Pourtant, l'agence avait fini par atteindre une masse critique satisfaisante, estime sa directrice, avec 120 collaborateurs réunis en quatre départements (chimie, biocides, air et agents physiques) et un budget de 20 millions d'euros. Le contrat d'objectifs et de moyens signé l'an dernier avec le gouvernement pour la période 2008-2011 avait confirmé le rôle de l'AFSSET dans deux plans jugés sensibles : le plan national Santé-Environnement (PNSE) et le plan Santé-Travail. L'expertise de l'agence devait également contribuer à l'application du règlement européen concernant l'enregistrement, l'évaluation et l'autorisation des substances chimiques (REACH). En 2007, l'AFSSET a publié une douzaine d'avis sur des sujets variés : fibres minérales artificielles, virus H5N1, éthers de glycol, qualité de l'air dans les parkings couverts, fixation de valeurs toxicologiques de référence, valeurs guides de l'air intérieur, coûts liés à la prise en charge de certaines pathologies liées à la pollution.
« Des audits pour maquiller a posteriori un plan ».
Auditionnée comme les autres directeurs d'agence dans le cadre de la révision générale des politiques publiques, la directrice de l'AFSSET estime qu'elle n'a «absolument pas été entendue» par ses juges. «Ils m'ont écoutée sans émettre la moindre objection, confirmant par leur indifférence ma certitude: ces audits sont seulement destinés à maquiller a posteriori un plan qui a été décidé dans la foulée du rapport Girard, pour ramener à trois le nombre des agences sanitaires.

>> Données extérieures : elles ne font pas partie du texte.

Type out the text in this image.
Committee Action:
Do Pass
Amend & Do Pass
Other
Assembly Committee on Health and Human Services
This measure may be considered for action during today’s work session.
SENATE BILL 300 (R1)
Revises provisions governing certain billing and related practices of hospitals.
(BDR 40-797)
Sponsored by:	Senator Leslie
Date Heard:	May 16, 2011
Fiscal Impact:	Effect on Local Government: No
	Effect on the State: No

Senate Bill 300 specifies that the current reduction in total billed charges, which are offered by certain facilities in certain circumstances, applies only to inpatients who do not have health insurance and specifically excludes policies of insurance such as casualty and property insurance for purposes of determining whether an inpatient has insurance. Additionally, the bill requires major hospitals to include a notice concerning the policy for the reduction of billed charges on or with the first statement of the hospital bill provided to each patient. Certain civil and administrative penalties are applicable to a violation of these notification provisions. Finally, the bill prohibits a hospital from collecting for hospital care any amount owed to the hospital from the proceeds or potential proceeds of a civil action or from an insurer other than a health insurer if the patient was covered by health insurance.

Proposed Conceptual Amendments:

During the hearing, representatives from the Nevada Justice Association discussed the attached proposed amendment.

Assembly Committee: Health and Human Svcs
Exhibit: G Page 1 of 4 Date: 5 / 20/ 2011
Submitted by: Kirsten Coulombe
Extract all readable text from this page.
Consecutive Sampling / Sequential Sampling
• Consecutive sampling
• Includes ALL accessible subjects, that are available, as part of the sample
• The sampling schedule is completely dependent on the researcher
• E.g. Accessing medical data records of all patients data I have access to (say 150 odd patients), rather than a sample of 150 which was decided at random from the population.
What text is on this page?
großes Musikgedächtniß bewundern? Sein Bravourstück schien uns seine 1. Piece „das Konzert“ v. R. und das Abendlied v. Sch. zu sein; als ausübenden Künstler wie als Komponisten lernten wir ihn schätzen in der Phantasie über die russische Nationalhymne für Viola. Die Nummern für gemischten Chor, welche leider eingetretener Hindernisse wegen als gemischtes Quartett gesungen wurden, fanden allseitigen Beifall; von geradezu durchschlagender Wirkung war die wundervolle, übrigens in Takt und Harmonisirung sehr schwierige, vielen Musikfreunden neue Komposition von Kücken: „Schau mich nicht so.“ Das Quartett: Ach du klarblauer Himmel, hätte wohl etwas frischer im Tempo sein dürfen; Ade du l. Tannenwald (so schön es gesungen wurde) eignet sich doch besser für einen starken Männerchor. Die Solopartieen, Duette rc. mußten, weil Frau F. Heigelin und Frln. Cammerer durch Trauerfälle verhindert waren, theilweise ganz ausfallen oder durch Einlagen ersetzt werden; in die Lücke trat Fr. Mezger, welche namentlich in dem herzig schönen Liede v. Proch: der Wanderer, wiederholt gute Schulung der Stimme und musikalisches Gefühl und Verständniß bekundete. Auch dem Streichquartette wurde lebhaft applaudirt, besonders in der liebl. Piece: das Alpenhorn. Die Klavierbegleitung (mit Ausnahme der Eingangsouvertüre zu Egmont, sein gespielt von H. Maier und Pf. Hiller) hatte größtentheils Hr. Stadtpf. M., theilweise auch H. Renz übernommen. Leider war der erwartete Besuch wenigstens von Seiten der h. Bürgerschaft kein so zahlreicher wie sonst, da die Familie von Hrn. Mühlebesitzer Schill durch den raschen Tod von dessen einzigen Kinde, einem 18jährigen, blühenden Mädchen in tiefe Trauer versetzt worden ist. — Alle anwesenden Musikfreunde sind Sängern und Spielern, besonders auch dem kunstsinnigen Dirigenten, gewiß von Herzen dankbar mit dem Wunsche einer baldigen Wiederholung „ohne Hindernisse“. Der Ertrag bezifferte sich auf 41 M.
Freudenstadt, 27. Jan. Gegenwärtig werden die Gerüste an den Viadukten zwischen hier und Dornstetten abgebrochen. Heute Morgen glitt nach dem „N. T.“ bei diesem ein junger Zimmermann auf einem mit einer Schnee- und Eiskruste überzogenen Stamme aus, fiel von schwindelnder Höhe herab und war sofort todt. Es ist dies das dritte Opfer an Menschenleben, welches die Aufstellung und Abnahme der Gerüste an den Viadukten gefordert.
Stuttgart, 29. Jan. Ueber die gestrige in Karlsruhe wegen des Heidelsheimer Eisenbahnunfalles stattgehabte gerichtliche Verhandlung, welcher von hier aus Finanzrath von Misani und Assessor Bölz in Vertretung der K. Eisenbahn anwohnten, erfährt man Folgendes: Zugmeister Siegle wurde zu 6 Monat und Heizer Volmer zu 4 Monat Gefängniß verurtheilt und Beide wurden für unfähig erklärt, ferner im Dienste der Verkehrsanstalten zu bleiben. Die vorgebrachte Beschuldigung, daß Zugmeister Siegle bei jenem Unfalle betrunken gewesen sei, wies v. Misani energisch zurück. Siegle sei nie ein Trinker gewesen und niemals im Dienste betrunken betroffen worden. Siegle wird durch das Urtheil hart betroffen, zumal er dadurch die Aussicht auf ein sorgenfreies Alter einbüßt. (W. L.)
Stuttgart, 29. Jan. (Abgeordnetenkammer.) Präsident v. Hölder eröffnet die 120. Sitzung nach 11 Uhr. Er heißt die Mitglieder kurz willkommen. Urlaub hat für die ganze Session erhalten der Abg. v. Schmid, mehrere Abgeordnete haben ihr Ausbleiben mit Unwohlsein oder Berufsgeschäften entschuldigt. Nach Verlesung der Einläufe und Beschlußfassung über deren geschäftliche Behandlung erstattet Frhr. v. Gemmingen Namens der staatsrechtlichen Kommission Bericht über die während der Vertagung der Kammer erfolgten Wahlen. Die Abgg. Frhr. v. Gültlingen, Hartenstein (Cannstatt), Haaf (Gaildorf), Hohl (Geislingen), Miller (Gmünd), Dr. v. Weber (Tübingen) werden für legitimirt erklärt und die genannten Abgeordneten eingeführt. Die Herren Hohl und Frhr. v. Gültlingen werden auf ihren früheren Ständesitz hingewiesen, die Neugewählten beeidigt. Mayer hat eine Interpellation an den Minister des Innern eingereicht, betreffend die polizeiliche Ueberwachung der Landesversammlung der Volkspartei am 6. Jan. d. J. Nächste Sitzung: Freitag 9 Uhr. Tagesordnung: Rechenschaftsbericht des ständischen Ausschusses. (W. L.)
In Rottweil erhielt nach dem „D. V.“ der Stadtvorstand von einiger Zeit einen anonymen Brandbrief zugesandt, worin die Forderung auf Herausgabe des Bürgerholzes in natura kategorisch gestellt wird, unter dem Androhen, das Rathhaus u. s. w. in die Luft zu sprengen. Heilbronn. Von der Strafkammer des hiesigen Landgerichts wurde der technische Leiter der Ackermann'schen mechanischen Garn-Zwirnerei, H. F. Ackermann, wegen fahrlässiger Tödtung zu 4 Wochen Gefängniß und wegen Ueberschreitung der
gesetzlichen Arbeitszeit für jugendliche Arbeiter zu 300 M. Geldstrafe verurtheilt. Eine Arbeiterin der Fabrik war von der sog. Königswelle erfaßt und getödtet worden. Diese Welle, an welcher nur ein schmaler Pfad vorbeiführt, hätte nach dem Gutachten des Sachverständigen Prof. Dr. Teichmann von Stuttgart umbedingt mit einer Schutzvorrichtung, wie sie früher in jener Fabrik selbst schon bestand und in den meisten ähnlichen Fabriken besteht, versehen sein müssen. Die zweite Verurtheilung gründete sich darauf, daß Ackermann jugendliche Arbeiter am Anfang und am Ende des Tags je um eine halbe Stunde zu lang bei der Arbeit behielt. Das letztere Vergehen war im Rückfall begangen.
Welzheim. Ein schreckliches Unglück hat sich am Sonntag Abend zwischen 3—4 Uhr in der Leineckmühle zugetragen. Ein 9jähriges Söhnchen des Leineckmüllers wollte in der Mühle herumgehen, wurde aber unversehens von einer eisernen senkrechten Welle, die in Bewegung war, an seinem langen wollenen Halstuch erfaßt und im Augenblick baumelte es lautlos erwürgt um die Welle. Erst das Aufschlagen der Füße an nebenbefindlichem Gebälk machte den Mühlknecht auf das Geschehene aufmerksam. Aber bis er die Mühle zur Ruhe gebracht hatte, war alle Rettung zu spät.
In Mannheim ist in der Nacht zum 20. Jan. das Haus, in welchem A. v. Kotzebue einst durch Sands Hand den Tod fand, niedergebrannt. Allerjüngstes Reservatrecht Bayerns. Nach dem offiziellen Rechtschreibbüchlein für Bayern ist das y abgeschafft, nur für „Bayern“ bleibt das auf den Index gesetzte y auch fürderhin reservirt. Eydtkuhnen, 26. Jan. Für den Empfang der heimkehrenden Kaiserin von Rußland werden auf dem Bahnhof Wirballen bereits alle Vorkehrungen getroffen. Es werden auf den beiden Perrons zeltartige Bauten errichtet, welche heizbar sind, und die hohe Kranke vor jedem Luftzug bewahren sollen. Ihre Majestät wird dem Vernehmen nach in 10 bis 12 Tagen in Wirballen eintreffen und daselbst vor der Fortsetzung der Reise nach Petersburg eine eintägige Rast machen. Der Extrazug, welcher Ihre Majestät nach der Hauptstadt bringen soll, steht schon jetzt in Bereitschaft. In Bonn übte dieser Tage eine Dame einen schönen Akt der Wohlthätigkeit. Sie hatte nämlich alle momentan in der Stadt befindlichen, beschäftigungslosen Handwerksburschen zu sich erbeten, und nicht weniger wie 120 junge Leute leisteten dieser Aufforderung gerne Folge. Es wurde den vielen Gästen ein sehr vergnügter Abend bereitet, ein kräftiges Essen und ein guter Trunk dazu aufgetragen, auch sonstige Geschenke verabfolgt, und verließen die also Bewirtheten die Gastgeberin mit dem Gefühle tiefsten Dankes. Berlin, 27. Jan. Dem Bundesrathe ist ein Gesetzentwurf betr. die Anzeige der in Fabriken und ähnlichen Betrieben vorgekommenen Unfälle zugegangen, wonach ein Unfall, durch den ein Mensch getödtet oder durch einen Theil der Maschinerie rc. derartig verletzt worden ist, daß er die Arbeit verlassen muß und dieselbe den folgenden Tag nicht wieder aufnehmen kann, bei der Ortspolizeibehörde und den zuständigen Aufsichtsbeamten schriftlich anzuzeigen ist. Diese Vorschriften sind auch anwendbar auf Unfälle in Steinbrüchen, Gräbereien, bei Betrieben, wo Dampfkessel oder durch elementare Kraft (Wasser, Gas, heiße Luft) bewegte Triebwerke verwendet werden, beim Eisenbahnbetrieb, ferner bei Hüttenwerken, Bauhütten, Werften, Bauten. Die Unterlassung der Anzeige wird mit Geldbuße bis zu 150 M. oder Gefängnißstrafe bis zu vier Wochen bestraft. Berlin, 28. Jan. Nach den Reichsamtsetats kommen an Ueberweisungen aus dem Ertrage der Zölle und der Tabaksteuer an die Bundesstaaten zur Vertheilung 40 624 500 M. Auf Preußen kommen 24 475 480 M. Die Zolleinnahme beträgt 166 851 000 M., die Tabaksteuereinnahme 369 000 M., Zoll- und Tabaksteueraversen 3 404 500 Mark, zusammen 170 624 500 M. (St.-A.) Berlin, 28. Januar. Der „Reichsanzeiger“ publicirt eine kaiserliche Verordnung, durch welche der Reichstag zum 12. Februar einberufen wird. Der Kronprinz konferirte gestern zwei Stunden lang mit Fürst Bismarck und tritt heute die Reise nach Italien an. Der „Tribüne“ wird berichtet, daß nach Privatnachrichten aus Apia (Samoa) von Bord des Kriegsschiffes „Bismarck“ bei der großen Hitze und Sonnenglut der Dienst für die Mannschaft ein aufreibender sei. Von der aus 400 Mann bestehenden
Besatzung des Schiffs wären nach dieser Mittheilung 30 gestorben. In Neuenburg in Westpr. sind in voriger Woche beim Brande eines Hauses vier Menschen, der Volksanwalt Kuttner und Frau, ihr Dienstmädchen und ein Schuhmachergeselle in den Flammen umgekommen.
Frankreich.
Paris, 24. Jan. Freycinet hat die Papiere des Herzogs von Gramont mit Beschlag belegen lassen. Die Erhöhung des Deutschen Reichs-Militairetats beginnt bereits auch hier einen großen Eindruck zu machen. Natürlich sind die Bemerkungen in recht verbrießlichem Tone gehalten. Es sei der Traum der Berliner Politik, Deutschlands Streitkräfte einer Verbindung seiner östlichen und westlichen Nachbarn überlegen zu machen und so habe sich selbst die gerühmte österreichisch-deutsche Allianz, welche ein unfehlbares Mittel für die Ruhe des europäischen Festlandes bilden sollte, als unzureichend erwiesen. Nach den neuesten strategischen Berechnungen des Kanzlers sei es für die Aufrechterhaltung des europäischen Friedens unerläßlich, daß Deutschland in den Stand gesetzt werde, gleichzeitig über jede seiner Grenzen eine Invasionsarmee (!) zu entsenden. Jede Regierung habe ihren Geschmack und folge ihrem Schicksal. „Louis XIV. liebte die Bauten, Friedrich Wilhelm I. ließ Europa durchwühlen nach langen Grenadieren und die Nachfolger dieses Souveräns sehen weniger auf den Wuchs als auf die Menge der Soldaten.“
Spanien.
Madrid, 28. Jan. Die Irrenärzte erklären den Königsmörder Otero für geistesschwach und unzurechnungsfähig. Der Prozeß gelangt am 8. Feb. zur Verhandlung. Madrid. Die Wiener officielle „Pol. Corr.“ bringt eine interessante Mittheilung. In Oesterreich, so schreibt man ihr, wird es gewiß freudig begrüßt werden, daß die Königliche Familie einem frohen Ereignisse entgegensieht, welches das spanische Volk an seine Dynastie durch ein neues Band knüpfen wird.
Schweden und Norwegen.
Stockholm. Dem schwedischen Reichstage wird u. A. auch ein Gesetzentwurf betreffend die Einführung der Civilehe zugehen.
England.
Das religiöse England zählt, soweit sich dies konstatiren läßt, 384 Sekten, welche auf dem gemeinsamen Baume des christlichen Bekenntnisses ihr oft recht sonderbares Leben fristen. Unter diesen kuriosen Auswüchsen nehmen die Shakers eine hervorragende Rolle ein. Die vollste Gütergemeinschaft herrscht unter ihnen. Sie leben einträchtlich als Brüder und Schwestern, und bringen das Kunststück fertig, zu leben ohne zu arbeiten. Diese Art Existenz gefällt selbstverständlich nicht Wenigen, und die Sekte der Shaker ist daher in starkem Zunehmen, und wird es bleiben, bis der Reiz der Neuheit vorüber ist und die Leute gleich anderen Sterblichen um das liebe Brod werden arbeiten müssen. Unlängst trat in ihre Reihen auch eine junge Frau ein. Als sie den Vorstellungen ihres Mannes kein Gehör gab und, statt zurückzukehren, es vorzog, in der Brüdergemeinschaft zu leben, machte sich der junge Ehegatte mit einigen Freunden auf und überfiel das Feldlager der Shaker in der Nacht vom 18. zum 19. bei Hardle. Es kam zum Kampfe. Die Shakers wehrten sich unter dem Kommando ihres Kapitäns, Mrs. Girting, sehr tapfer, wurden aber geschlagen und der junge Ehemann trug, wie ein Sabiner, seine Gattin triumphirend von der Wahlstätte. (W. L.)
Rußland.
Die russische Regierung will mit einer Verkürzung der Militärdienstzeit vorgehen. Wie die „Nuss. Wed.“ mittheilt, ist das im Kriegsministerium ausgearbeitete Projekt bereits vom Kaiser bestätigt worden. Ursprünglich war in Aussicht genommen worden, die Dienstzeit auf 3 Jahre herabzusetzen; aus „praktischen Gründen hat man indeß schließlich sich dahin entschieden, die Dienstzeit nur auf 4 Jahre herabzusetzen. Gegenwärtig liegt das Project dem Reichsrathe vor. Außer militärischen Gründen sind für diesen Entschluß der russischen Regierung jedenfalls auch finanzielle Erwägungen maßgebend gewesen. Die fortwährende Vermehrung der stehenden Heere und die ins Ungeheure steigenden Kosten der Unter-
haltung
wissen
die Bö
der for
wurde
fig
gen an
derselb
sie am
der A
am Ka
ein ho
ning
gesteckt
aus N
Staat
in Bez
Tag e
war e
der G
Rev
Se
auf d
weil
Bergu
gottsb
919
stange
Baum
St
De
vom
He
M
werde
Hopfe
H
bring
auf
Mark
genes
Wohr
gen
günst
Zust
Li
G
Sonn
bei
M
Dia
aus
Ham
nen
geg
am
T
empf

Pourquoi trois? Cela n'apporte rien et personne n'est en mesure de me l'expliquer, pas même deux des ministres de tutelle que j'ai pu rencontrer.»
Michèle Froment-Védrine ne décolère pas. «Cette réforme a été adoptée sous la pression de quelques financiers qui bradent la sécurité environnementale en France, lance-t-elle. Sous couvert de réaliser des économies qui vont vite se révéler illusoires, on sacrifie les impératifs scientifiques et on s'expose à voir éclater bientôt des crises graves, par exemple dans le domaine des biocides.»
La directrice de l'AFSSET présente ce matin à la presse son rapport 2007, qui, selon toute vraisemblance, dit-elle au « Quotidien », sera le dernier. Vendredi, elle quittera ses fonctions, parvenue au terme de son second mandat. «A ma connaissance, je ne serai pas remplacée, même de manière intérimaire. Pour les quatre chefs de département de l'agence et leurs équipes, tout risque de s'arrêter. C'est un énorme gâchis scientifique et humain.»
« Un réel besoin d'expertise »
Auditionnée le 6 mai par l'Office parlementaire d'évaluation des choix scientifiques et technologiques (OPECST), Michèle Froment-Védrine a présenté un bilan de ses mandats et un résumé du rapport d'activité 2007 de l'agence. Selon l'OPECST, l'audition a révélé que l'agence «avait démontré l'existence d'un réel besoin d'expertise dans son champ de compétence». En 2007, en dépit, notamment, de moyens limités, elle a répondu aux saisines qui lui ont été adressées et s'est parfois autosaisie, ce qui a abouti à 12 avis publiés (fibres minérales, H5N1, éther de glycol, qualité de l'air dans les parkings couverts, coûts de prise en charge de pathologies liées à la pollution, etc.).
L'audition a permis d'évoquer plusieurs voies pour améliorer la gouvernance de l'expertise scientifique, relève encore l'OPECST, dont la coordination des saisines émanant des autorités de tutelle et des autres ministères, la définition des conditions permettant à une personne de se dénommer « expert » et la protection de l'expert «contre certaines manoeuvres d'intimidation ou visant à le décrédibiliser».